Flash news: Fernando Botero, Françoise Gilot and David Hockney in the next sales

[01 Mar 2024]

Eleven works by Botero at auction

This is an exciting time to be buying or selling works by the great Colombian artist Fernando BOTERO who died last September. In 2023, he was ranked among the world’s 50 best-performing artists at auction with sales of almost $39m including a new personal best of $5.1m achieved last November (The Musicians, 1979, Christie’s New York).

Until 1 March 2024, Sotheby’s is offering an online sale of no fewer than eleven works by Botero (three sculptures, one drawing and seven paintings) from the Salomón & Rosita Lerner collection. This provenance adds an extra touch of soul to the sale, as Salomón and Rosita Lerner were not only admiring Botero collectors, they were also dear friends and supporters of the artist. The relationship between Salomón Lerner and Fernando Botero was profound, both on a friendly and intellectual level. They also collaborated on a number of projects including exhibitions, conferences and other initiatives to promote Latin American art. Encompassing Botero’s most famous themes, from bullfighting to domestic life and political satire, the collection currently being broken up reveals the intellectual complicity and humour of the two friends. Estimates range from $40,000 for the drawing of Madame Gres to $1.5m for the most important paintings.

Fernando Botero: change in auction price (copyright Artprice.com)

Secret estimate for a painting by Françoise Gilot

Portrait of Geneviève with a Necklace of Doves (1944) is the very first lot in Sotheby’s prestigious London sale of modern and contemporary art, which takes place on 6 March. The painting is by Françoise GILOT, who was not only Pablo Picasso’s companion and muse in the 1940s and 50s but also an independent writer and painter, refusing to let herself be defined solely by her relationship with Picasso. The Portrait of Geneviève is one of the most eagerly-awaited sales in London for the start of the year and the estimate has been kept secret, the mystery increasing the interest… Sotheby’s is demonstrating its art of arousing curiosity and desire.

At least two portraits of Geneviève (Geneviève Laporte, Françoise’s close friend) have already appeared at auctions in the past: a gouache on paper sold for just $5,250 at Bonhams London in 2013 and a 35-centimetre oil on canvas sold for $162,500 at Sotheby’s New York in 2015 (Portrait de geneviève en blanc). But the Portrait of Geneviève to be presented on 6 March is a much more important work than the previous two. Although it is not very big (65 x 54 cm), it is remarkable for its plastic force and its date. It was painted in 1944 by a 23-year-old Françoise Gilot who was already a master of her craft and had absorbed the talents of Matisse and Picasso, whom she had met a few months earlier. While a six-figure result is expected, it seems unlikely that the painting will reach the million mark, as was the case on two occasions in 2021 for works that were certainly much later, but much larger.

Geographical breakdown of prices from Françoise Gilot’s auctions in 2023 (copyright Artprice.com)

Inaugural David Hockney work expected to fetch $20m at Christie’s

The blue meanders of David HOCKNEY‘s swimming pools painted under the California sun are among the most beloved subjects of 20th-century art.

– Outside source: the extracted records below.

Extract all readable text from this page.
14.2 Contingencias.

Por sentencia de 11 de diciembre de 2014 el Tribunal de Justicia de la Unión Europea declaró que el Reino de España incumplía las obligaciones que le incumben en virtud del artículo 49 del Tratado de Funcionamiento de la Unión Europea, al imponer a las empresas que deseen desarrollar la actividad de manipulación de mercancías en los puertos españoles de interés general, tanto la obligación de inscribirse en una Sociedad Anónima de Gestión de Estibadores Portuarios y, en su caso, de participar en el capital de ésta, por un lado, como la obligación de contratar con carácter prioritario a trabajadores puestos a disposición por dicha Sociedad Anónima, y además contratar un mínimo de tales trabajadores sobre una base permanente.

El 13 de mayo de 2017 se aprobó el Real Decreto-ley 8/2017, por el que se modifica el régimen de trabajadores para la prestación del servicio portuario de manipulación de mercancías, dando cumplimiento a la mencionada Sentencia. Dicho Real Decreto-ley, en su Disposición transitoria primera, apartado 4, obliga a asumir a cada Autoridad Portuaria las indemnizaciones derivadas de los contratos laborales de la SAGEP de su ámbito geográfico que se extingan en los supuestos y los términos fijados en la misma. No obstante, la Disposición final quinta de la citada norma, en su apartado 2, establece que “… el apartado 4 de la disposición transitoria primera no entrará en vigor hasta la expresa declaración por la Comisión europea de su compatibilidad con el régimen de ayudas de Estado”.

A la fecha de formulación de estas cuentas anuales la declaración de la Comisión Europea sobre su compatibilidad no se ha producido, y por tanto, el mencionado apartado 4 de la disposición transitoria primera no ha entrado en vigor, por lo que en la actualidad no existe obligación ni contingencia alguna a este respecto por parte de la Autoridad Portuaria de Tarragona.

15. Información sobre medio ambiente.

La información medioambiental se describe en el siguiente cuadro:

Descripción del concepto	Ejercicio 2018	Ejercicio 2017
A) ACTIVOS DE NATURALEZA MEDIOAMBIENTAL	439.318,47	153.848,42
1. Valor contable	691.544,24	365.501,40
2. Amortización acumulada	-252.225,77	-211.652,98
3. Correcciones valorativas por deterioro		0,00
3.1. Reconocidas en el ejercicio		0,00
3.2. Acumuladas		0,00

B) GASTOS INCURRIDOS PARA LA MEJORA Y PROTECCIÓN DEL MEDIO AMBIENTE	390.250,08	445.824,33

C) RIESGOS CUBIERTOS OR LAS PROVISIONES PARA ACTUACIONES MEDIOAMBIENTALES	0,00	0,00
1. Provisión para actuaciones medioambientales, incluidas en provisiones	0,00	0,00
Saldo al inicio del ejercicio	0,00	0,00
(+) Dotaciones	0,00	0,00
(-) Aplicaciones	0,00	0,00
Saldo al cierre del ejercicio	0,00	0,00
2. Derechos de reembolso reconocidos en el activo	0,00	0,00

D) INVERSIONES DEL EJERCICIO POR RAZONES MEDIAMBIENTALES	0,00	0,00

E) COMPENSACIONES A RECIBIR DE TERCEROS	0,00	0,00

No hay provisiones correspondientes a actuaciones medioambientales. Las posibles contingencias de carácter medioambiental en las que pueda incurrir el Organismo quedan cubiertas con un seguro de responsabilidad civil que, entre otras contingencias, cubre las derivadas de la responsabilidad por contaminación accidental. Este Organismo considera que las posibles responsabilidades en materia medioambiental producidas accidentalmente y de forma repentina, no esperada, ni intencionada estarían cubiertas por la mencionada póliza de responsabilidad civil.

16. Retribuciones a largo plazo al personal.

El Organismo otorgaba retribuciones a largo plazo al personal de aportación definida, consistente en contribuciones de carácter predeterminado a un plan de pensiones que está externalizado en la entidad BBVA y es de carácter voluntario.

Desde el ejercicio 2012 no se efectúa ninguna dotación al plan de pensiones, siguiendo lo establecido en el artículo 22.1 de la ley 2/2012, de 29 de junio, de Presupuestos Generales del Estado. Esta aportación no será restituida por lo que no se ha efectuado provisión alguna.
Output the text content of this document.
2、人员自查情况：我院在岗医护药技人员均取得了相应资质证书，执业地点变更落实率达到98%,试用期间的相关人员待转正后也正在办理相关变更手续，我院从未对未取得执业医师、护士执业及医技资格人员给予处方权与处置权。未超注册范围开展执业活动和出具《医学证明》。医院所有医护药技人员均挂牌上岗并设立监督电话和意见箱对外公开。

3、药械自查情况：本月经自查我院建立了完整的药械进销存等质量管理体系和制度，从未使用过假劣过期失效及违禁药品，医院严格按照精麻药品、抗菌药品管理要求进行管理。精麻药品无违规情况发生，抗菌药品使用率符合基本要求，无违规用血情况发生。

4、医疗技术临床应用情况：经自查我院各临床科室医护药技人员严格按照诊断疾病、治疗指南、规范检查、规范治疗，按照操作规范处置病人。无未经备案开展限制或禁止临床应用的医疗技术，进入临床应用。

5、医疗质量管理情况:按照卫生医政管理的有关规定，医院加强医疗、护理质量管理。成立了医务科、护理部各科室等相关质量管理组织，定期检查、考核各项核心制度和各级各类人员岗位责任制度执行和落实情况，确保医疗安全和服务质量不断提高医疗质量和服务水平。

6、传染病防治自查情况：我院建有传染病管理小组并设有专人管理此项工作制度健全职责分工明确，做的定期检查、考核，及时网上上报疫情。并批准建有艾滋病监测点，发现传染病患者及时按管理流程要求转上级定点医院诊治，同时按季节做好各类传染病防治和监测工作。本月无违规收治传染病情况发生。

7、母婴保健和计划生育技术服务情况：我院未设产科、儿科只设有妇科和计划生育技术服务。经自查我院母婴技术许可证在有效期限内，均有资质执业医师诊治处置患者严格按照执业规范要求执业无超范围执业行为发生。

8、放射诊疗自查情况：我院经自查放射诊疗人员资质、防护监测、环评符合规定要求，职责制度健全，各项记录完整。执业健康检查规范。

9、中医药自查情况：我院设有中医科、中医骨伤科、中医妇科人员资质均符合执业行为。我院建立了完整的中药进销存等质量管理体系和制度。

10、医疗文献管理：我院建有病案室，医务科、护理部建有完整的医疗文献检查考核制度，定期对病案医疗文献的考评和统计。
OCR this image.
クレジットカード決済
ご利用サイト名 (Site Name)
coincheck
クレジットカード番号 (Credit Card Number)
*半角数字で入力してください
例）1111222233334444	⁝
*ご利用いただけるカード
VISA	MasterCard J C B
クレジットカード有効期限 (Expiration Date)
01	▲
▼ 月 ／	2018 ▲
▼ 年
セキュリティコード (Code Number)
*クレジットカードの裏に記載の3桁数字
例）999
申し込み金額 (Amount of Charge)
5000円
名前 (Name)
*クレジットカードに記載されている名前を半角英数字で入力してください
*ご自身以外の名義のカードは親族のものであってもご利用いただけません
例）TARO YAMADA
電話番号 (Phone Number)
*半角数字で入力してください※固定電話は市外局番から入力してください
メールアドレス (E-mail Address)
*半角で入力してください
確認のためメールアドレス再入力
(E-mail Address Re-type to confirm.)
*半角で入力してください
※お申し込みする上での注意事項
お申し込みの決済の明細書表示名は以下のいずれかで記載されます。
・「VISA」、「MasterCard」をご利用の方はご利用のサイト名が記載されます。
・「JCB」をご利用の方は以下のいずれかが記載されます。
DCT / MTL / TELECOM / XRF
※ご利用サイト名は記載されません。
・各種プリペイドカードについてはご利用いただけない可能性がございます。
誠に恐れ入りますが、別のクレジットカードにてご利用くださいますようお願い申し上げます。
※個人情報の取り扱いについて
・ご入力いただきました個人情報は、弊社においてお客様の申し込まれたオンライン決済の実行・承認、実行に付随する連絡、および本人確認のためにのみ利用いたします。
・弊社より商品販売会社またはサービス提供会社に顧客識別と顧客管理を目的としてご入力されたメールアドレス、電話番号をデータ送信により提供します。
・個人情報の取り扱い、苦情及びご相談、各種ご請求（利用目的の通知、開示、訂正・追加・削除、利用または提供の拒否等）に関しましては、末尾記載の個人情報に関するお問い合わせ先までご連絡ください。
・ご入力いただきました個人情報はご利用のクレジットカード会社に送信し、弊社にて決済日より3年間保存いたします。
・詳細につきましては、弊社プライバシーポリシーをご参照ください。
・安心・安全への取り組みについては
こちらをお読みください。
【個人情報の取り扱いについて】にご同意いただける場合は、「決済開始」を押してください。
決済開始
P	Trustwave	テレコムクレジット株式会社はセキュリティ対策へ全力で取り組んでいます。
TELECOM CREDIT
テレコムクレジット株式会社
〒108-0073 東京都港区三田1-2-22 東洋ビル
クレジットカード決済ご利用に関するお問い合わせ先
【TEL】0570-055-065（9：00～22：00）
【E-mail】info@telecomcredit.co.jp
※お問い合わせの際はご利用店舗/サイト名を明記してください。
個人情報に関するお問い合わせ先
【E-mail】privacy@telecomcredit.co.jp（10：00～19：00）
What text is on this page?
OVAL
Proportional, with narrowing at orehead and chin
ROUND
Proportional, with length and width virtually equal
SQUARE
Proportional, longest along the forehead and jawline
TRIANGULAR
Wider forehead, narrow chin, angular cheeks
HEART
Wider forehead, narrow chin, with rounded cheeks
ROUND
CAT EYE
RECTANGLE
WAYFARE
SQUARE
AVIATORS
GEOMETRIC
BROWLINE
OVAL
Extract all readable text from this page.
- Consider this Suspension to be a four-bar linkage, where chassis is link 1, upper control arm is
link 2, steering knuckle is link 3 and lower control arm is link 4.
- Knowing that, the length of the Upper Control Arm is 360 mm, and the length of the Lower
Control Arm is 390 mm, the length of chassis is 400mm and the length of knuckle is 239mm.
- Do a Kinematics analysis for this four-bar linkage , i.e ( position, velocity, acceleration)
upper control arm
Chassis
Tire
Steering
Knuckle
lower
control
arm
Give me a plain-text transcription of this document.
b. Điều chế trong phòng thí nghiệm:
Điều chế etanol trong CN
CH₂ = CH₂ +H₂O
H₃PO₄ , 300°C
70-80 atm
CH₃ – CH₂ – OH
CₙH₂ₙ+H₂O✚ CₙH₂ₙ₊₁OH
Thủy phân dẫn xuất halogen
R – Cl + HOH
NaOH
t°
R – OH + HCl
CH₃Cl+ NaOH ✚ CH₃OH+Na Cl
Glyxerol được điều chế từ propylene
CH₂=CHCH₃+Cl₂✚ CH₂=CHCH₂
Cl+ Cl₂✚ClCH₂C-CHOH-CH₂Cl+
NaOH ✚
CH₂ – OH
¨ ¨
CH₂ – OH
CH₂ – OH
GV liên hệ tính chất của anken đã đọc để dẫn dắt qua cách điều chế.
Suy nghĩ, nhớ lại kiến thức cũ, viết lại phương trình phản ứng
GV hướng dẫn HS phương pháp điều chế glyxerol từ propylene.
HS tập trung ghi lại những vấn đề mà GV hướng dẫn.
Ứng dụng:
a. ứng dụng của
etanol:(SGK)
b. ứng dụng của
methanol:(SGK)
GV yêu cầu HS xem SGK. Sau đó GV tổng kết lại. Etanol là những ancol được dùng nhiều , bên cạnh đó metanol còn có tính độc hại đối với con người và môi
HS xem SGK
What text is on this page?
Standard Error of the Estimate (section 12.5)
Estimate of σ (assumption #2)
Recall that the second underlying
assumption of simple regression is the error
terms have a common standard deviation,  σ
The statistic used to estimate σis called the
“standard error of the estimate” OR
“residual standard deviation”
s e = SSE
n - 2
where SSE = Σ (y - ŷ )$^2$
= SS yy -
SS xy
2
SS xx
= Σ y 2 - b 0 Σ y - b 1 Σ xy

The most famous pool of all is probably A Bigger Splash, a painting that has been in London’s Tate Gallery since 1981. Another milestone in the painter’s oeuvre, Portrait of an Artist (Pool with Two Figures), a vast acrylic from 1972, sold for $90.3m in 2018 at Christie’s, setting the auction record for a living artist at the time.

Christie’s is offering another Hockney treasure on 7 March at its London sale of 20th and 21st century art. It is California, a hedonistic masterpiece whose two nude figures floating in the pool were painted in 1965 after Hockney’s first trip to Los Angeles. It was therefore one of the first paintings to depict his most emblematic motif, paving the way for his most famous works such as Sunbather (1966) and A Bigger Splash (1967).

In a private collection since 1968, the painting was last seen in public in 1979, reappearing after an absence of more than forty years. One of the highlights of the forthcoming London sales, the estimate is in the region of $20 million.